L’incroyable gaspillage de cette ressource naturelle a de graves conséquences pour notre pays, à la fois sur le plan économique, social et environnemental :

affaiblissement de notre filière agricole et agro-alimentaire (premier employeur national), qui fragilise de nombreux territoires ruraux, en particulier les territoires périurbains,

déficit de notre balance commerciale agricole (hors vins et spiritueux),

imperméabilisation des sols aggravant les phénomènes d’inondations dans de nombreuses régions, avec des conséquences humaines et économiques de plus en plus lourdes,

limitation des infiltrations indispensables pour l’épuration des eaux, le recyclage d’effluents divers, et la régénération de nos nappes phréatiques,

perte de capacité de nos sols à stocker du carbone sous forme de matière organique,

diminution de la biodiversité présente dans les zones agricoles,

détérioration de notre cadre de vie, de nos paysages et de notre attractivité touristique,

régression de notre agriculture de proximité, de la qualité et de la diversité de notre alimentation, et de notre identité gastronomique et culturelle, à la fois locale et nationale,

rallongement de nos circuits d’approvisionnement, qui participe à l’augmentation du transport de marchandises sur longue distance, avec de multiples nuisances.
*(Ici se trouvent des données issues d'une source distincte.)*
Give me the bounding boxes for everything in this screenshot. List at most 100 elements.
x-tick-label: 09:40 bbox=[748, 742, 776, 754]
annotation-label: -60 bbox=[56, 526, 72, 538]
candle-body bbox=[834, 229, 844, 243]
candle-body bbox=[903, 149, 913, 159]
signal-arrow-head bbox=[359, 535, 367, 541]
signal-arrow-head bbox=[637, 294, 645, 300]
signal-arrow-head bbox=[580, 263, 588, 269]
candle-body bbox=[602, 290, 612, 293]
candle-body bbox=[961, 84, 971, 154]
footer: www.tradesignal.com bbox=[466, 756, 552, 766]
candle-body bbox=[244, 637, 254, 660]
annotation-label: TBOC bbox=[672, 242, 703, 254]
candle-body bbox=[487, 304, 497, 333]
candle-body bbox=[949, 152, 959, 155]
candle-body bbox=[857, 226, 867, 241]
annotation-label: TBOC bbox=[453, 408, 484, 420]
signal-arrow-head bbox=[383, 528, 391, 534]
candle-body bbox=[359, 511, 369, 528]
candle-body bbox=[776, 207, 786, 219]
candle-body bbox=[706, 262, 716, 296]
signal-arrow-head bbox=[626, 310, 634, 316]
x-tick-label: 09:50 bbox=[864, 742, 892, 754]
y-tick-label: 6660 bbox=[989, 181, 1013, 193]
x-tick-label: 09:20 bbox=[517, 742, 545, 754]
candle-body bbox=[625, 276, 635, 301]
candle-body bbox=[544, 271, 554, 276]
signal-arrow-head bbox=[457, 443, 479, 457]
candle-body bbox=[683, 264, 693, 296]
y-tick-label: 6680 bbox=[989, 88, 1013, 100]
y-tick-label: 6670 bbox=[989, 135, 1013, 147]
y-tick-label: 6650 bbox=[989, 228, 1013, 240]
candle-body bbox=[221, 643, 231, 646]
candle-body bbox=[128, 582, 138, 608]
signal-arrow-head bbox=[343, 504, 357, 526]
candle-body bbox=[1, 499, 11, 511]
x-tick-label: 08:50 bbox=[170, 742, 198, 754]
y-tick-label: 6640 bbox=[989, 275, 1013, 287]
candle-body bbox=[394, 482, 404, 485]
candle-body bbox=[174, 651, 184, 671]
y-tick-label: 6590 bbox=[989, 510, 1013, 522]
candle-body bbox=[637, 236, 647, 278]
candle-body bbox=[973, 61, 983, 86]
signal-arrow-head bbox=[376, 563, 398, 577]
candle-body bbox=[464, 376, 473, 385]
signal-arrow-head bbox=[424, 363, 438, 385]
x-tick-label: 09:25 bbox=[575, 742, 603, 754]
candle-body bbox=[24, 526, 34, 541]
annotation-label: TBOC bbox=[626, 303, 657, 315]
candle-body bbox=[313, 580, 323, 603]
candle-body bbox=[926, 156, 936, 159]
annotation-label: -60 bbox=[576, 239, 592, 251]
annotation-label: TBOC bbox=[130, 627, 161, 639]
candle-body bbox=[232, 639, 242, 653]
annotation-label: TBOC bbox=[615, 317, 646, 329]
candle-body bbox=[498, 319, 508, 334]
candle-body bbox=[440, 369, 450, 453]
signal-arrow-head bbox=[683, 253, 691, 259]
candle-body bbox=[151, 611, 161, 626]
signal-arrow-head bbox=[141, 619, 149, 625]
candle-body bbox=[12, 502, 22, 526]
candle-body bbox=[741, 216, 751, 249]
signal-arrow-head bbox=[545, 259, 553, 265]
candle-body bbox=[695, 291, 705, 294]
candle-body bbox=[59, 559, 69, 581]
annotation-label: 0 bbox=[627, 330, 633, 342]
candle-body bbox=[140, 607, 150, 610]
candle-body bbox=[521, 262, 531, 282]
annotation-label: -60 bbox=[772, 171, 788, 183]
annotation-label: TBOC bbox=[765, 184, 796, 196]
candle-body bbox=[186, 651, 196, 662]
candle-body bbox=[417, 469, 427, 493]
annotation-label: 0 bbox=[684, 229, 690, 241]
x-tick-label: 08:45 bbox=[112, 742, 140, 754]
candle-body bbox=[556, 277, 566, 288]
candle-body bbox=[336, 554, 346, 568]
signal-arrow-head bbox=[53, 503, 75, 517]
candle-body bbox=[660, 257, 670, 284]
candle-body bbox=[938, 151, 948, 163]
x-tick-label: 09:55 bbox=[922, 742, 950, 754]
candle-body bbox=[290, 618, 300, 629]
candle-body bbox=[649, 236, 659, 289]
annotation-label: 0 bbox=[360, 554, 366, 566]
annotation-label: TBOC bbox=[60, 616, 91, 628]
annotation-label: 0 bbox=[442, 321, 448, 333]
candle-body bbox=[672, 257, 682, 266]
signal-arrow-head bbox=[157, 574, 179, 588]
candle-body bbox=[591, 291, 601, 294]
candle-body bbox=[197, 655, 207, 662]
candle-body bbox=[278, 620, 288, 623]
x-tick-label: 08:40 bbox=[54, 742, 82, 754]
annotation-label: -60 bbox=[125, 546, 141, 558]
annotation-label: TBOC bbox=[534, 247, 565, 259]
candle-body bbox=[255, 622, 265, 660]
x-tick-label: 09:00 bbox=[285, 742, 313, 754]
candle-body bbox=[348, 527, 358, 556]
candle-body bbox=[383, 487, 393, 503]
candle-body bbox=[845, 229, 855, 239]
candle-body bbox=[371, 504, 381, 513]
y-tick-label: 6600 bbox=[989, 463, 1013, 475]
Au-delà de nos frontières, ce gaspillage français accroît la dépendance alimentaire de l’Europe vis à vis de l’extérieur (face à un marché agricole mondial de plus en plus spéculatif et à une concurrence toujours plus vive pour l’accaparement des terres).

Nous demandons donc au Premier Ministre et au Ministre de l’Agriculture de renforcer le pouvoir des Commissions Départementales de Préservation des Espaces Naturels, Agricoles et Forestiers (CDPENAF2), dans le cadre de la future loi d’avenir sur l’agriculture, l’alimentation et la forêt.
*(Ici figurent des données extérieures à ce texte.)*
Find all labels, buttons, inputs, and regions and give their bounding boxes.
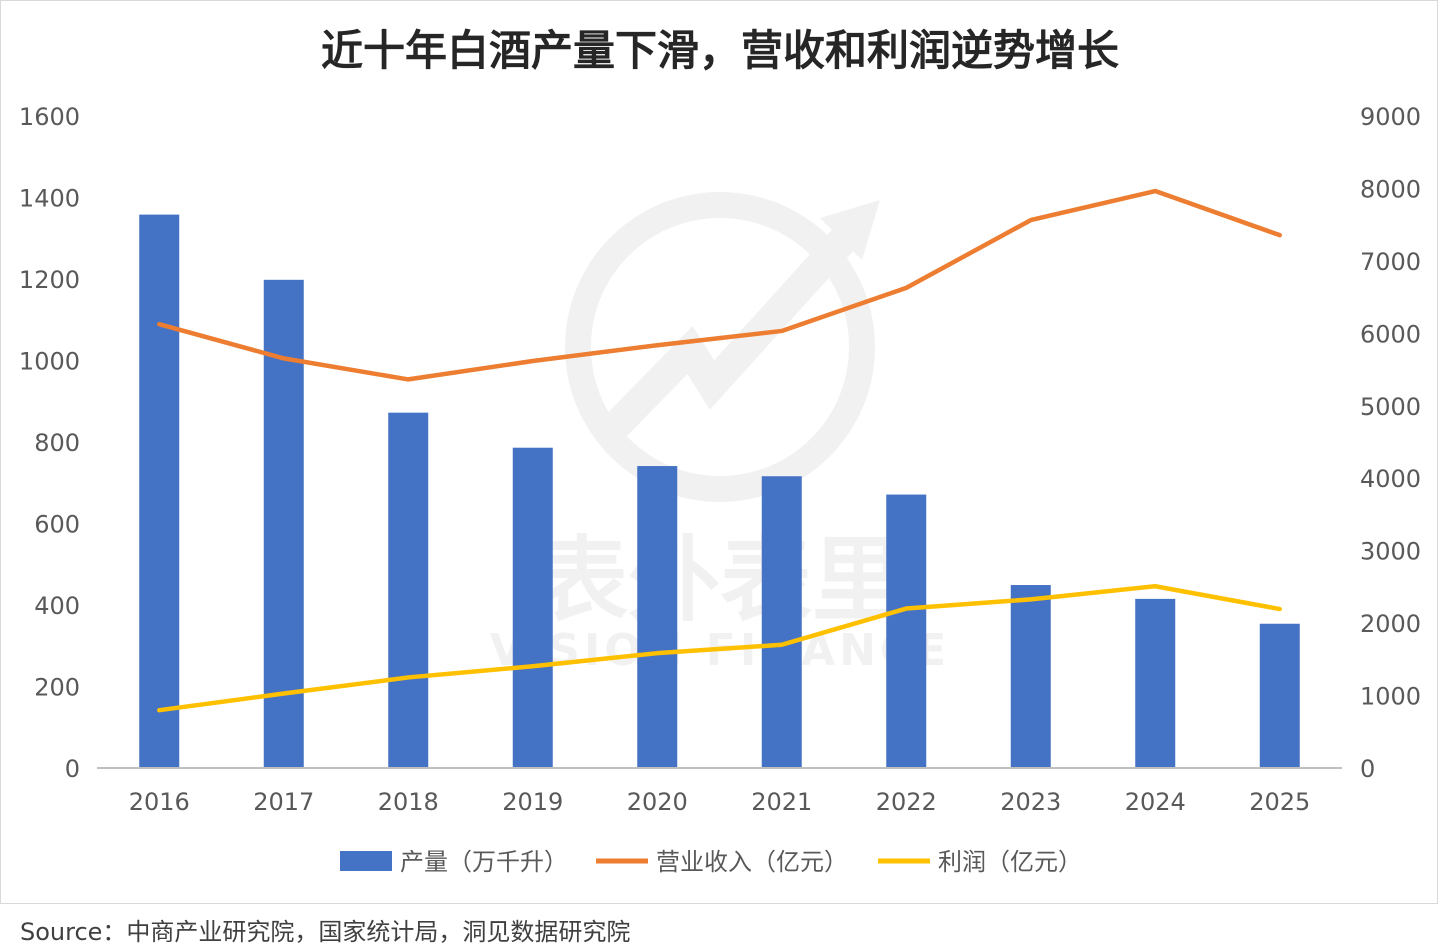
x-tick-label: 2021 — [751, 788, 812, 816]
bar-2021 — [761, 476, 802, 768]
left-tick-label: 1600 — [19, 103, 80, 131]
bar-2023 — [1010, 585, 1051, 768]
left-tick-label: 800 — [34, 429, 80, 457]
left-tick-label: 400 — [34, 592, 80, 620]
x-axis-ticks: 2016 2017 2018 2019 2020 2021 2022 2023 2024 2025 — [129, 788, 1311, 816]
x-tick-label: 2019 — [502, 788, 563, 816]
chart-title: 近十年白酒产量下滑，营收和利润逆势增长 — [321, 26, 1119, 75]
watermark-arrow — [601, 219, 864, 441]
x-tick-label: 2016 — [129, 788, 190, 816]
right-tick-label: 4000 — [1360, 465, 1421, 493]
watermark-arrowhead — [820, 200, 880, 260]
bar-series — [139, 214, 1300, 769]
x-tick-label: 2018 — [378, 788, 439, 816]
legend-label-3: 利润（亿元） — [938, 848, 1082, 876]
bar-2016 — [139, 214, 180, 769]
left-tick-label: 600 — [34, 511, 80, 539]
legend-label-2: 营业收入（亿元） — [656, 848, 848, 876]
watermark-logo: 表外表里 VISION FINANCE — [490, 192, 946, 676]
bar-2018 — [388, 412, 429, 768]
legend-label-1: 产量（万千升） — [400, 848, 568, 876]
watermark-ring — [565, 192, 875, 502]
right-axis-ticks: 0 1000 2000 3000 4000 5000 6000 7000 8000 9000 — [1360, 103, 1421, 783]
right-tick-label: 0 — [1360, 755, 1375, 783]
right-tick-label: 1000 — [1360, 683, 1421, 711]
left-tick-label: 1400 — [19, 185, 80, 213]
right-tick-label: 3000 — [1360, 538, 1421, 566]
watermark-cn: 表外表里 — [536, 527, 904, 634]
x-tick-label: 2022 — [876, 788, 937, 816]
source-note: Source：中商产业研究院，国家统计局，洞见数据研究院 — [20, 918, 631, 946]
left-tick-label: 1000 — [19, 348, 80, 376]
chart-frame — [0, 0, 1438, 904]
right-tick-label: 9000 — [1360, 103, 1421, 131]
right-tick-label: 6000 — [1360, 320, 1421, 348]
right-tick-label: 2000 — [1360, 610, 1421, 638]
right-tick-label: 8000 — [1360, 175, 1421, 203]
line-series-2 — [157, 583, 1282, 713]
bar-2020 — [637, 466, 678, 768]
legend-swatch-bar — [340, 851, 392, 871]
bar-2022 — [886, 494, 927, 768]
line-series — [157, 188, 1282, 713]
right-tick-label: 5000 — [1360, 393, 1421, 421]
x-tick-label: 2024 — [1125, 788, 1186, 816]
x-tick-label: 2025 — [1249, 788, 1310, 816]
right-tick-label: 7000 — [1360, 248, 1421, 276]
x-tick-label: 2020 — [627, 788, 688, 816]
bar-2019 — [512, 447, 553, 768]
chart-canvas: 表外表里 VISION FINANCE 近十年白酒产量下滑，营收和利润逆势增长 … — [19, 26, 1421, 876]
bar-2024 — [1135, 598, 1176, 768]
x-tick-label: 2023 — [1000, 788, 1061, 816]
left-axis-ticks: 0 200 400 600 800 1000 1200 1400 1600 — [19, 103, 80, 783]
legend: 产量（万千升） 营业收入（亿元） 利润（亿元） — [340, 848, 1082, 876]
line-series-1 — [157, 188, 1282, 382]
left-tick-label: 0 — [65, 755, 80, 783]
left-tick-label: 200 — [34, 674, 80, 702]
x-tick-label: 2017 — [253, 788, 314, 816]
bar-2025 — [1259, 623, 1300, 768]
left-tick-label: 1200 — [19, 266, 80, 294]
Pour cela, ces commissions doivent avoir un avis décisionnel sur tout projet d’urbanisme ou d’aménagement qui aurait pour conséquence de réduire un espace à usage ou à vocation agricole, qu’il y ait un document d’urbanisme approuvé ou non sur le territoire concerné.

Cette mesure permet :

de respecter les engagements pris par le gouvernement lors de la Conférence Environnementale de septembre 2012,

de suivre les recommandations de la Cour des Comptes, remises à Jean-Marc AYRAULT en août 20133,

de prendre en compte les amendements proposées par de nombreu(ses)x parlementaires, représentant l’ensemble de l’échiquier politique, dans le cadre de la future loi d’avenir agricole.

Une mesure similaire a été mise en place par le Québec grâce à la loi du Zonage Agricole de 1978. Avec 36 ans de recul, cette mesure a objectivement prouvé son efficacité en matière de préservation du foncier agricole, tout en répondant aux besoins de logement et de développement du territoire. La France doit agir à son tour dans ce sens.
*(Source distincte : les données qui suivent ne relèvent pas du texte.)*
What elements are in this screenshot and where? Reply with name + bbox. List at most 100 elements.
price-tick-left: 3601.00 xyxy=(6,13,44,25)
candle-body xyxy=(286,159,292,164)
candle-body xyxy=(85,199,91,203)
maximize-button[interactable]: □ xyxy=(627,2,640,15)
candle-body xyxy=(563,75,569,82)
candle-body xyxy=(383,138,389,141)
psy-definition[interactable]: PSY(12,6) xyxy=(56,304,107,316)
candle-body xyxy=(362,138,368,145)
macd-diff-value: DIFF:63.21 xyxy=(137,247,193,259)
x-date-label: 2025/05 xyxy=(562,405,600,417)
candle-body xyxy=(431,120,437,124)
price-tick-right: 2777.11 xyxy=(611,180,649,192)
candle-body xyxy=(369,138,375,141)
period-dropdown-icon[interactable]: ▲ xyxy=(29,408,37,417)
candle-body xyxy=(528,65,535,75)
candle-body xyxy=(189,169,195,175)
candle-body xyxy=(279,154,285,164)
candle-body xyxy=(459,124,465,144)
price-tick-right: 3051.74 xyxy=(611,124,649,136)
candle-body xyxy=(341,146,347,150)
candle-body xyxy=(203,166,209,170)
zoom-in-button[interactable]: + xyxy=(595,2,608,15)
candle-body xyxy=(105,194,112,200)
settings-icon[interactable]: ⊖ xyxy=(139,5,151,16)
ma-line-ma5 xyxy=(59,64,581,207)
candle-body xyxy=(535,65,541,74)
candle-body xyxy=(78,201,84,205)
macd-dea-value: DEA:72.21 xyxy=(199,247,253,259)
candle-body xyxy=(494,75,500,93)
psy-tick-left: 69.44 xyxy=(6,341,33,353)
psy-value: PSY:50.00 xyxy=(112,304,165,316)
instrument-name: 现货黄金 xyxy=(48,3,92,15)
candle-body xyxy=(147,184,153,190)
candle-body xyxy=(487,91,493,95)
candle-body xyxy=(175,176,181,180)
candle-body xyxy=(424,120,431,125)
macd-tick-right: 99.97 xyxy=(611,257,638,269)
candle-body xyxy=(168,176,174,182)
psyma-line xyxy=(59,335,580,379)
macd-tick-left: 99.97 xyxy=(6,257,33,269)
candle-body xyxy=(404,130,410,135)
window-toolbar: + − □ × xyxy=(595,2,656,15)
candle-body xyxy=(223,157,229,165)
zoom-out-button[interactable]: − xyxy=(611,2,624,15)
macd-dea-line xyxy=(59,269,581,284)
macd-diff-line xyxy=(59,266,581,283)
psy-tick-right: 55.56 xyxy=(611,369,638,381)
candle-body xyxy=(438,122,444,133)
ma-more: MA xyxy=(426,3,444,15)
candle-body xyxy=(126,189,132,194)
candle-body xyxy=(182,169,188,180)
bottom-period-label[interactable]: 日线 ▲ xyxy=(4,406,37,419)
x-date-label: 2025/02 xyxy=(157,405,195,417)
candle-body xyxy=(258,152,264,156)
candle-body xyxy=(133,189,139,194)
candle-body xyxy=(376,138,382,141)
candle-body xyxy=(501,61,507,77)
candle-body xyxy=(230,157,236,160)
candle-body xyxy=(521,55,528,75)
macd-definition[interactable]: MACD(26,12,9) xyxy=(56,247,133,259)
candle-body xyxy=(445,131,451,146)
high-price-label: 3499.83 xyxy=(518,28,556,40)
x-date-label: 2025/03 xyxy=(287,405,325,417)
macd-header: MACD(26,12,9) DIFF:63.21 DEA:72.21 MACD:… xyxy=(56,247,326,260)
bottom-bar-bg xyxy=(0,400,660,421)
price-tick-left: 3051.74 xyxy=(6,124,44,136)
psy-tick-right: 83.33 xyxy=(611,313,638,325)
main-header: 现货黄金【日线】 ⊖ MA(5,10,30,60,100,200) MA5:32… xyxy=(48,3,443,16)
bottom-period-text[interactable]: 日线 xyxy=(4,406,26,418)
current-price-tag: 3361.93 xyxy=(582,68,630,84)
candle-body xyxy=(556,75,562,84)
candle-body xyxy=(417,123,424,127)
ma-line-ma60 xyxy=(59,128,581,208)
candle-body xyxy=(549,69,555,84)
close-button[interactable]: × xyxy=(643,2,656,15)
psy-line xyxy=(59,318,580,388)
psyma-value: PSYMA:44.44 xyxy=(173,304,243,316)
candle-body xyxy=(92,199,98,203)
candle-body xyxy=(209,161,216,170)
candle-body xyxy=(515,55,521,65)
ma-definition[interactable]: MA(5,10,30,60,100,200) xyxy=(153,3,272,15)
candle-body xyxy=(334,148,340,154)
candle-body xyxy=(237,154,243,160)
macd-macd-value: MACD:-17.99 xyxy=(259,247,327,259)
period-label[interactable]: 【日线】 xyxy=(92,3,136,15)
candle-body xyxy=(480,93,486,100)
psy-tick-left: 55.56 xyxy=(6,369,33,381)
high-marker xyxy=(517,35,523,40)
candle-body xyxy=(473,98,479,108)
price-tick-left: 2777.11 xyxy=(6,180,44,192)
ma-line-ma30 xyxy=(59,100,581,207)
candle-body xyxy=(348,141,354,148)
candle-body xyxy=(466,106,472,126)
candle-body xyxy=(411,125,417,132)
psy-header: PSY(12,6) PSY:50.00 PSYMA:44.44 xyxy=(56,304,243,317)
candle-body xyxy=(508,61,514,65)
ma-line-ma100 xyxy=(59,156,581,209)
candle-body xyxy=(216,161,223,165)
Nous invitons donc nos concitoyennes et concitoyens à signer cet appel, et à le faire circuler aussi largement que possible, pour encourager le gouvernement à franchir ce pas décisif. Cette démarche collective est à la fois cruciale pour améliorer notre situation actuelle et pour préserver l’avenir de nos enfants.